I started my 30-day "creative block" of waking up at 6AM every morning (weekends included) to work on creative stuff. I might write, read, code or work on a side project. But I'll always try to write for at least 5 minutes.

It's now been 8 days since I started waking up at 6AM to do creative stuff. This weekend I spent it a bit differently. The covid-19 lockdown in Puerto Rico was eased for the first time since March 15th. People are now allowed outdoors to do sports like running, surfing, and others. A group of friends and I decided to go surfing to the west coast of the island and catch one of the last swells of the season. It felt great to interact with nature for the first time in so long.

Sunrise while camping in Puerto Rico

But let's get back to today's topic: clarity. When you do something for an extended period of time (say a week) you train your mind to focus on the task at hand. Your mind begins to understand what this time means and everything else just falls in the background. I've chosen this morning time for quietness and clarity. When the world begins humming, you lose control and get sucked into whatever important topics the world needs from you that day; it's a needy place. Finding time to isolate yourself is as important as a good night's sleep in my opinion.

I believe that the best creative work is done in isolation. When you're alone working on something, you get to speak freely with your mind and decide what's important to you at that moment. No external pressures or opinions.

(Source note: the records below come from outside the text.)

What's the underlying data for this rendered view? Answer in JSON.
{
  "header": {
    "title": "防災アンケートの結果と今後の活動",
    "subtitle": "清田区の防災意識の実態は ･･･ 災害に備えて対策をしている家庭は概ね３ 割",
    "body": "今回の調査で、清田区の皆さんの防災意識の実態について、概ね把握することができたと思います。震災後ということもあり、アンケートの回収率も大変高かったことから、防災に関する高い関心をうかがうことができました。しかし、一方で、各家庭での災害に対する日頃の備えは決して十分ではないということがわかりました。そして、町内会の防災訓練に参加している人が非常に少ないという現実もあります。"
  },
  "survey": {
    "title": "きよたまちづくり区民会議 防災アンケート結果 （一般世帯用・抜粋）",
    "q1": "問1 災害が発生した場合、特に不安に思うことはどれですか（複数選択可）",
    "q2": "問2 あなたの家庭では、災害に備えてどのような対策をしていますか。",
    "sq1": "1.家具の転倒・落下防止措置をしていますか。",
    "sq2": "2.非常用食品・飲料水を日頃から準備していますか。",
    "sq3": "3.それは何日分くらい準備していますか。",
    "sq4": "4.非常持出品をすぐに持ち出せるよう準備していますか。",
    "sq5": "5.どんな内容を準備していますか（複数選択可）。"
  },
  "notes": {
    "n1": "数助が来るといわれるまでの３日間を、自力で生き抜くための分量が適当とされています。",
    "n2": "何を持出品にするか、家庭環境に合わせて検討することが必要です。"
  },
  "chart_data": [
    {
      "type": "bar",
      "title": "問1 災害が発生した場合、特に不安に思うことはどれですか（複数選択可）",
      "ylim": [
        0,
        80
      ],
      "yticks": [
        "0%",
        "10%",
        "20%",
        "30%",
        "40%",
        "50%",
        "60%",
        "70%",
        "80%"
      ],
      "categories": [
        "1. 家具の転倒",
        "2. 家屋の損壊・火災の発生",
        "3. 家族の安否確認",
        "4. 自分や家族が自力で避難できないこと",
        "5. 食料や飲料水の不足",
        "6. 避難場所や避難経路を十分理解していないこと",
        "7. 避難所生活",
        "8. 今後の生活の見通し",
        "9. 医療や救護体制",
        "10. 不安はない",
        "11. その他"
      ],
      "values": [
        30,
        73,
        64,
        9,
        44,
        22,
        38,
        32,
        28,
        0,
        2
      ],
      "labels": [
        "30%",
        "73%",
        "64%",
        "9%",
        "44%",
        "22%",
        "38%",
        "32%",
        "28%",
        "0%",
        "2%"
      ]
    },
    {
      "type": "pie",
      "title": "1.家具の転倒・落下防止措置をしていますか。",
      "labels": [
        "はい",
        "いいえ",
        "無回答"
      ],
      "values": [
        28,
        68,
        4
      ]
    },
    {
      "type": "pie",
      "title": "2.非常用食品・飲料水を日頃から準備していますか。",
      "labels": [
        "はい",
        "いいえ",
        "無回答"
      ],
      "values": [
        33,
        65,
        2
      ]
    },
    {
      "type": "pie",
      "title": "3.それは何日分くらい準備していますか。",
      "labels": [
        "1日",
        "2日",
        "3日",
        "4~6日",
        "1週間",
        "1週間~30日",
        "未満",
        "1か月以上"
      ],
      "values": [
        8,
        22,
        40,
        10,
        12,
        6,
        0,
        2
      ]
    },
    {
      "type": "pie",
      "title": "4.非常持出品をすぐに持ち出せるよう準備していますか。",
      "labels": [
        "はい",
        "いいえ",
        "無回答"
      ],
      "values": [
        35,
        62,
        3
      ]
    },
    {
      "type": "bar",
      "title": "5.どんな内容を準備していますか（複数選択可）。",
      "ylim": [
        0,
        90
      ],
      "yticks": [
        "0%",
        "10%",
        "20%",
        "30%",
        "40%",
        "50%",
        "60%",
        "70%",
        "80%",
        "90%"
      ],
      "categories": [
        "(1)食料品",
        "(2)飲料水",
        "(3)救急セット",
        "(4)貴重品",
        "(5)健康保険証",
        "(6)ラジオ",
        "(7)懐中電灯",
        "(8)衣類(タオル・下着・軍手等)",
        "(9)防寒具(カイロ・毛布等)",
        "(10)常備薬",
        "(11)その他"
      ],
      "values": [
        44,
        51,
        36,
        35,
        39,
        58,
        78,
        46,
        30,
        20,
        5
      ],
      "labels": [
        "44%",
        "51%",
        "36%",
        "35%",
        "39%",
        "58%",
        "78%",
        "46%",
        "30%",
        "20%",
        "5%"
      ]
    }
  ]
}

My "creative block" process is very simple. I wake up, make coffee (amazing stuff from George Howell) then sit down, open my laptop and clear up my personal email. Then I open up Notion and pull up a blank page on a folder called "Meditations" inspired by so called Marcus Aurelius' Meditations book. I write down the day's date and I begin writing. If the writing is "good enough", then I move onto my blog and copy the scribblings into a first draft. Once I've written what flowed that morning, then I move onto the other projects. I decide later if I'll publish my writing or not.

(I should probably publish more of the stuff I write rather than keeping it to myself but I'd like to find the cadence of writing before doing that)

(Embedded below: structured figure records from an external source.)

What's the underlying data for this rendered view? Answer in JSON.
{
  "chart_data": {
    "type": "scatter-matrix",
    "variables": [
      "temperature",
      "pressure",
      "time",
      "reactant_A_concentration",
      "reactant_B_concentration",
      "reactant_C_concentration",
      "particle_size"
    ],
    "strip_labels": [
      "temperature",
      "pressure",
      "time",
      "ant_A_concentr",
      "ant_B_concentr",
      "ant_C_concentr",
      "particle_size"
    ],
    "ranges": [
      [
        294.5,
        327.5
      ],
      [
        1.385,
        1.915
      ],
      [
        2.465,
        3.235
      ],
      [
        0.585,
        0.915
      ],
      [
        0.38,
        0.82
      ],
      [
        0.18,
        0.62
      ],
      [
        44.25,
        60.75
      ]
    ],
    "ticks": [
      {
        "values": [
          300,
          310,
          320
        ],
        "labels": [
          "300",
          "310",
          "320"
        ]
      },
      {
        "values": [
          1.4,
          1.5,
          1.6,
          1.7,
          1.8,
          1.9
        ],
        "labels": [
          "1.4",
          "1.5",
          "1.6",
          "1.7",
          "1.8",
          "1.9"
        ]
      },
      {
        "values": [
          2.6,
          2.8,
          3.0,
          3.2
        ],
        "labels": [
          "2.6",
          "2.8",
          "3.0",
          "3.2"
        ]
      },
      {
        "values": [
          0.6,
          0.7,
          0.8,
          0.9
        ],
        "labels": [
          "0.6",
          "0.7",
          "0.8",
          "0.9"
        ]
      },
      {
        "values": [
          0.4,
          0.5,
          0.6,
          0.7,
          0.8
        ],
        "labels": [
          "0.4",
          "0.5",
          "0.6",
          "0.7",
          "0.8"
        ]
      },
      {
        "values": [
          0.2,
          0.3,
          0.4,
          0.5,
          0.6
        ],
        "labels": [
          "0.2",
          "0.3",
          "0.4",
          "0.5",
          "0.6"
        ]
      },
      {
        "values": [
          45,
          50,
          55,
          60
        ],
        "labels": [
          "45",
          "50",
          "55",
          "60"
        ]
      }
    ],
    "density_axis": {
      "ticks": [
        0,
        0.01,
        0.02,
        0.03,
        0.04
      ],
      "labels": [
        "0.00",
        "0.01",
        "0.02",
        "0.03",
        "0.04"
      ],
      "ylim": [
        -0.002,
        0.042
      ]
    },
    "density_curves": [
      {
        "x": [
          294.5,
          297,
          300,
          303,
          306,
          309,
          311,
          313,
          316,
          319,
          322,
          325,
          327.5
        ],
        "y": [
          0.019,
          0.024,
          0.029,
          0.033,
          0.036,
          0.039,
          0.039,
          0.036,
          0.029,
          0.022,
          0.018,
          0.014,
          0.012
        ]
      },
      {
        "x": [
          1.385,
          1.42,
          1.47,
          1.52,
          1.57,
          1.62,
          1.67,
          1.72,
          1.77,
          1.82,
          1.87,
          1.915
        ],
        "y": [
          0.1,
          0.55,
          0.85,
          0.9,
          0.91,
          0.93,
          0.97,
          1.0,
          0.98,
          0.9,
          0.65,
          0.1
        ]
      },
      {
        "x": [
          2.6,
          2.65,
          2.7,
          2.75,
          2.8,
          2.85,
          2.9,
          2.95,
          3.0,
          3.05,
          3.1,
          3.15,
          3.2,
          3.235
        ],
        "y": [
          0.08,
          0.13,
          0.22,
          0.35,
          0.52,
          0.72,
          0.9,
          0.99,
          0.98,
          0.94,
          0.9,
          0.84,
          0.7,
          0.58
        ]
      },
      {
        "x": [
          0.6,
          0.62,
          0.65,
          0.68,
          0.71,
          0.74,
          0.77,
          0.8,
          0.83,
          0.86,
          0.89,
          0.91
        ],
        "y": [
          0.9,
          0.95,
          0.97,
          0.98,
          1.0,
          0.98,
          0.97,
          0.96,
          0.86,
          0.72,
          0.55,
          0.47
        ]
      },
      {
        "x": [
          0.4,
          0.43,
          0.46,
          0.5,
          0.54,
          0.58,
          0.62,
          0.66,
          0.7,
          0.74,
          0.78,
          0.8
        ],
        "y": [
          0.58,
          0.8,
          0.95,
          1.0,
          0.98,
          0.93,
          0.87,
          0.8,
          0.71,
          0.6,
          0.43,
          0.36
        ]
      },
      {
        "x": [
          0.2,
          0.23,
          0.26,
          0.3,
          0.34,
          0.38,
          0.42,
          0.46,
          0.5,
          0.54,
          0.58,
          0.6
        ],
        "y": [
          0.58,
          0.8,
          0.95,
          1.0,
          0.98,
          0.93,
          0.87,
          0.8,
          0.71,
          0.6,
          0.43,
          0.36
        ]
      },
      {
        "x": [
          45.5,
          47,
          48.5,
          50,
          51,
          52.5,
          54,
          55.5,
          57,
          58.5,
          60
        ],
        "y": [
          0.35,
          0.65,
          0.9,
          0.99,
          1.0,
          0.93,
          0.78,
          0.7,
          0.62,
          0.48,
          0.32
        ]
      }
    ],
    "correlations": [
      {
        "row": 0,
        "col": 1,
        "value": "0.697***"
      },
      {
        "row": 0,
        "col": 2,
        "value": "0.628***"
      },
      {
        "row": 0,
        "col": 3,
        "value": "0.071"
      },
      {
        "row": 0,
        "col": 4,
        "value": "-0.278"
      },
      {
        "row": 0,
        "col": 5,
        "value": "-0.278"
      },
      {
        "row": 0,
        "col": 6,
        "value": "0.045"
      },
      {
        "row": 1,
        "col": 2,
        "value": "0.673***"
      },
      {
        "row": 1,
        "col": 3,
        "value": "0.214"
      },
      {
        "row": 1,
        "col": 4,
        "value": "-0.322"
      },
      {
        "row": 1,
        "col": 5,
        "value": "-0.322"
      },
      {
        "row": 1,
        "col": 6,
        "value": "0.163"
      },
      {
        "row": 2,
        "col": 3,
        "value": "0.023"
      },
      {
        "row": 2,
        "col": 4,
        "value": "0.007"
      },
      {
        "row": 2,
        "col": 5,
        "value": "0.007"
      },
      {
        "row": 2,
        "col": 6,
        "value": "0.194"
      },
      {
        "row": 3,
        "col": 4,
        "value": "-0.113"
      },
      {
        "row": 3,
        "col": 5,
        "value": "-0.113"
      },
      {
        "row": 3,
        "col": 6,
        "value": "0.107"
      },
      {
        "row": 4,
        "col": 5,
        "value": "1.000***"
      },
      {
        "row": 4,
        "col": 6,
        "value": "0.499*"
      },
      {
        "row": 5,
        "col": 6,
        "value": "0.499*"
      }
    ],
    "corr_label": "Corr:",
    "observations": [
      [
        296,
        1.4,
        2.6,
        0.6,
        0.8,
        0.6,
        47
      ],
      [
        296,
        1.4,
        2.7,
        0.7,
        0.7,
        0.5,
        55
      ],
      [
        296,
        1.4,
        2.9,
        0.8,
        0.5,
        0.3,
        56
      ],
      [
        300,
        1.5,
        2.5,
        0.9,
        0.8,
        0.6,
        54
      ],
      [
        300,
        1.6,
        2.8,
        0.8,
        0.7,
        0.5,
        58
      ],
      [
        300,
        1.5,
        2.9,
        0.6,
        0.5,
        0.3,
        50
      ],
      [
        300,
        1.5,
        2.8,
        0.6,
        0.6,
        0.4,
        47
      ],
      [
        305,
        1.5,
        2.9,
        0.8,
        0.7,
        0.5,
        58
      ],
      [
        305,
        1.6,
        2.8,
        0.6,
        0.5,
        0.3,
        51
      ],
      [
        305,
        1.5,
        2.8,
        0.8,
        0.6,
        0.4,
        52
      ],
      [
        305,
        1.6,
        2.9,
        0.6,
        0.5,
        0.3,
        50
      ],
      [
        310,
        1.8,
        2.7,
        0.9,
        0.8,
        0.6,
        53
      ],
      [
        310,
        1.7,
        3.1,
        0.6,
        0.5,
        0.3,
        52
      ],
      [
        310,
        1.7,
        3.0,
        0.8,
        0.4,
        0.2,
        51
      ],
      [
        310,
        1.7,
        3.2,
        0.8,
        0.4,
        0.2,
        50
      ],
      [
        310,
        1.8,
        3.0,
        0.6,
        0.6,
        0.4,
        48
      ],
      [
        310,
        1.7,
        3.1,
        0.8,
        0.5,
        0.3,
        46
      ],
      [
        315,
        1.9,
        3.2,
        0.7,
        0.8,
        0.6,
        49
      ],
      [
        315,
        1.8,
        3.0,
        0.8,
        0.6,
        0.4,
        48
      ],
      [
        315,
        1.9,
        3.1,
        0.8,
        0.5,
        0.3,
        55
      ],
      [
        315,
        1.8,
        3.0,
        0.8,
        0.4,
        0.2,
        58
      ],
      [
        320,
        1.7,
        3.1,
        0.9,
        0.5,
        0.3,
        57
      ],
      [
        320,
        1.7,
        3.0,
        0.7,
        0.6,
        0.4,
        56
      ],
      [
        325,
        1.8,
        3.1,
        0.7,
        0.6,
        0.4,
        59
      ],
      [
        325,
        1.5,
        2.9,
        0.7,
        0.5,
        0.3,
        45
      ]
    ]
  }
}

After a week doing this I've decided the right strategy for me is to focus on just two things during the morning. After all, it's only about ~2 hours before the day starts. I first write and then I work on whatever project I have on my pipeline of ideas. The purpose is to create.

Some say that the best way to invent the future is to live in it and then work backwards to create it. So that's exactly how I'm spending my time building projects. There is no monetary incentive, just the joy of building something I'd like to see in the world.

The projects I'm working on, and the future ones, are all relatively simple. The one I'm working on this week should be finished in 2 days at most, and that's probably overdoing it for the first version. It's an idea that came to me when the lockdown started. I'll leave the whole story for later, but it's related to remote work. Once I finish that, I'll move on to the next project.

In 30 days I should be able to do the following: 4 weeks of writing (on my journal or here) which generates about 28 different journaling/blog entries and at least 4 different projects. I did start the first project a bit late as I had no idea what to do, so it'll be more like 3 different projects. But hey, maybe I extend this 30-day creative block to 60 days?

At the end of the day, I'm looking for time to think more clearly and this is my way of doing it.

Day 8

ps: I changed the 30-day "challenge" to 30-day "creative block".